Our study has several limitations. First, our study cohort was relatively small in size, and thus these findings should be interpreted as preliminary and hypothesis generating, although efforts to study these metrics in larger cohorts are ongoing. In part our small sample size was due to the fact that we excluded 3 patients for non-contrast exams (inability to accurately segment the TL and FL) and another 3 patients for arrhythmia-related artifacts. However, we believe that these results can be viewed as a representative example of how advanced flow imaging can provide unique insights into the complex hemodynamic mechanism of TBAD.

Second, exclusively chronic dissections were analyzed in our study, and as such it is impossible to infer causal relationships between aortic growth and our three investigational metrics. However, given that abnormal FL blood flow been linked to aneurysmal growth in previous imaging studies of acute TBAD patients [8] and in computational studies [35], we believe it is reasonable to assume that such abnormal hemodynamics are a precursor of progressive FL growth. Efforts are ongoing to validate these findings in acute/subacute TBAD patients.
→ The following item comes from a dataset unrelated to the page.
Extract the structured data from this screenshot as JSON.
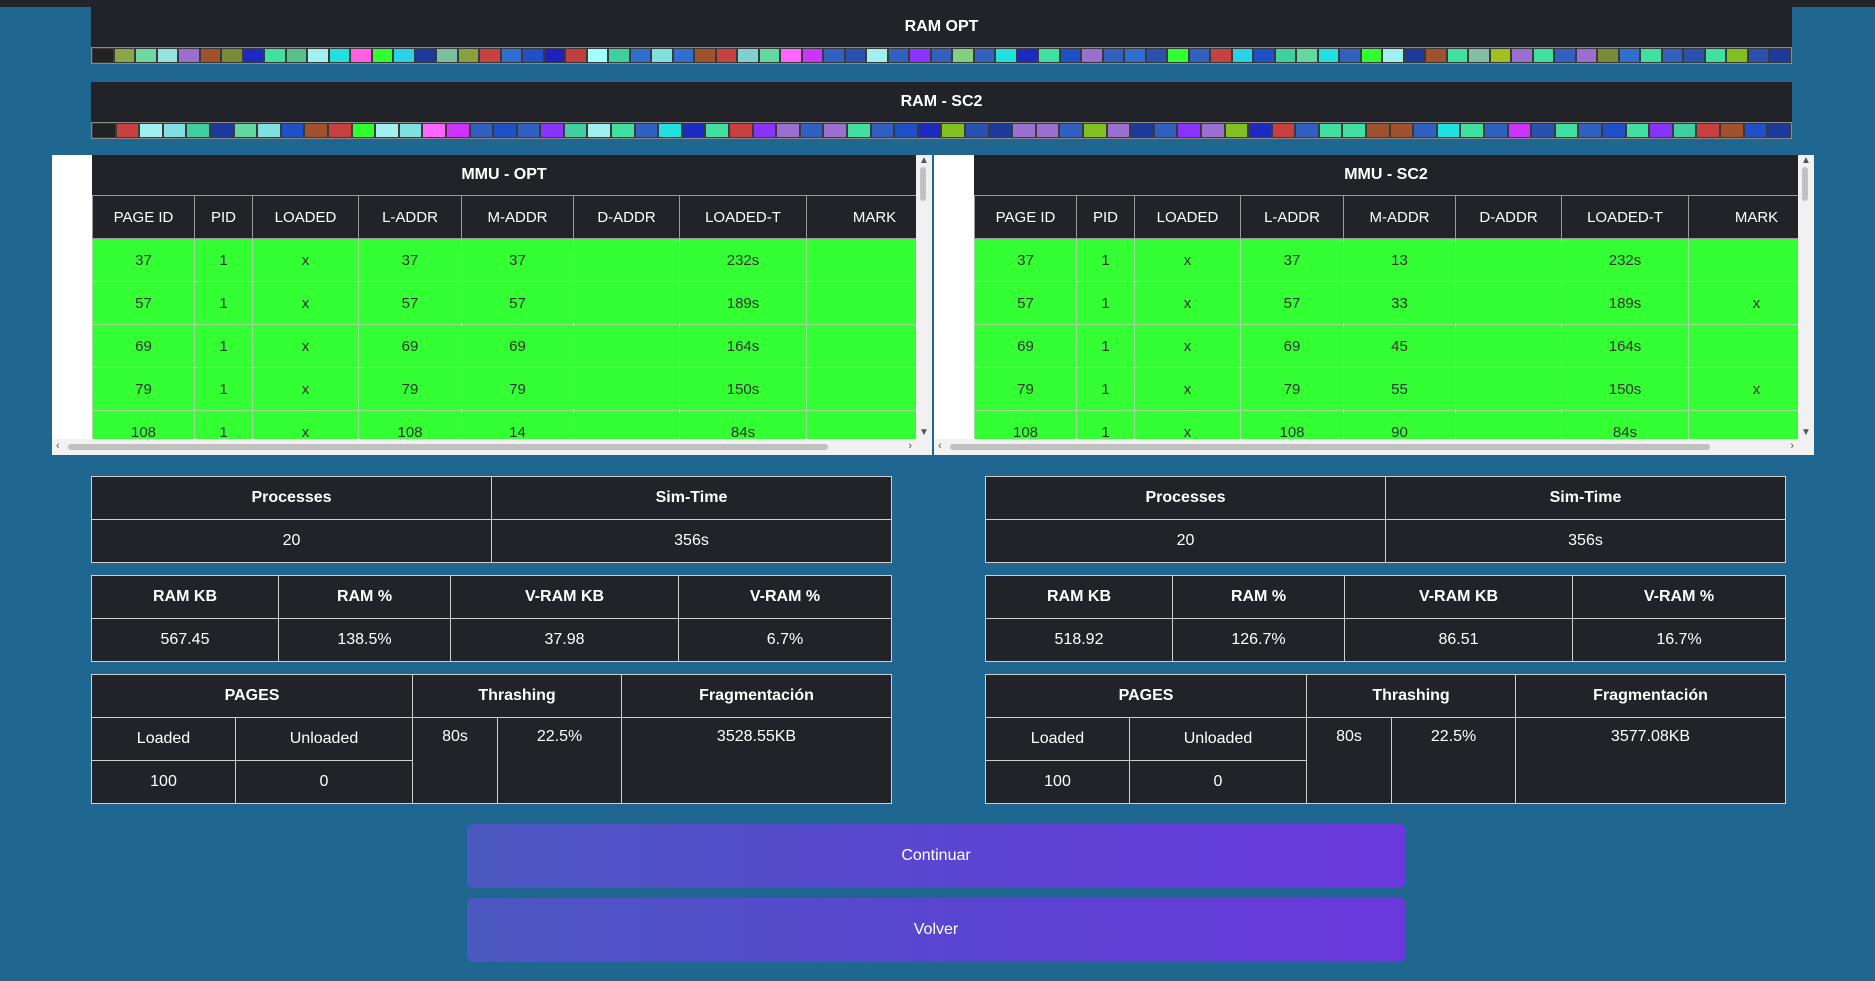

Third, although not unique to our study, the acquisition of 4D Flow CMR data is not available or part of routine clinical CMR protocols at most centers, although such data can be acquired on almost all modern clinical CMR systems. Further investigation into the specific clinical utility of these metrics of FL pressurization will be needed to promote more wide-spread clinical translation. Lastly, aortic growth was determined by measuring diameter changes between different modalities (e.g., CT at baseline and MRA at follow-up). However, a recent study comparing inter-modality differences in aortic measurements indicate only small and non-significant differences when a consistent measurement technique is used [28], as was done in this study.

Conclusions

Using non-invasive 4D Flow CMR, three different metrics of FL pressurization were evaluated in conjunction with aortic dissection growth: FLEF, MSDR, and FL ΔPmax. FLEF and FL ΔPmax were correlated with each other, and both differentiated patients with stable vs. enlarging aortic dimensions and both were predictive of aortic growth rate after adjustment for baseline aortic diameter. Conversely, MSDR did not significantly correlate with aortic growth or other investigational hemodynamic metrics. Overall, these results highlight the possible clinical value of non-invasive FL pressurization assessment in patients with aortic dissection of the descending aorta, and highlight the potential role of 4D Flow CMR in providing patient-specific hemodynamic assessments for improved patient management.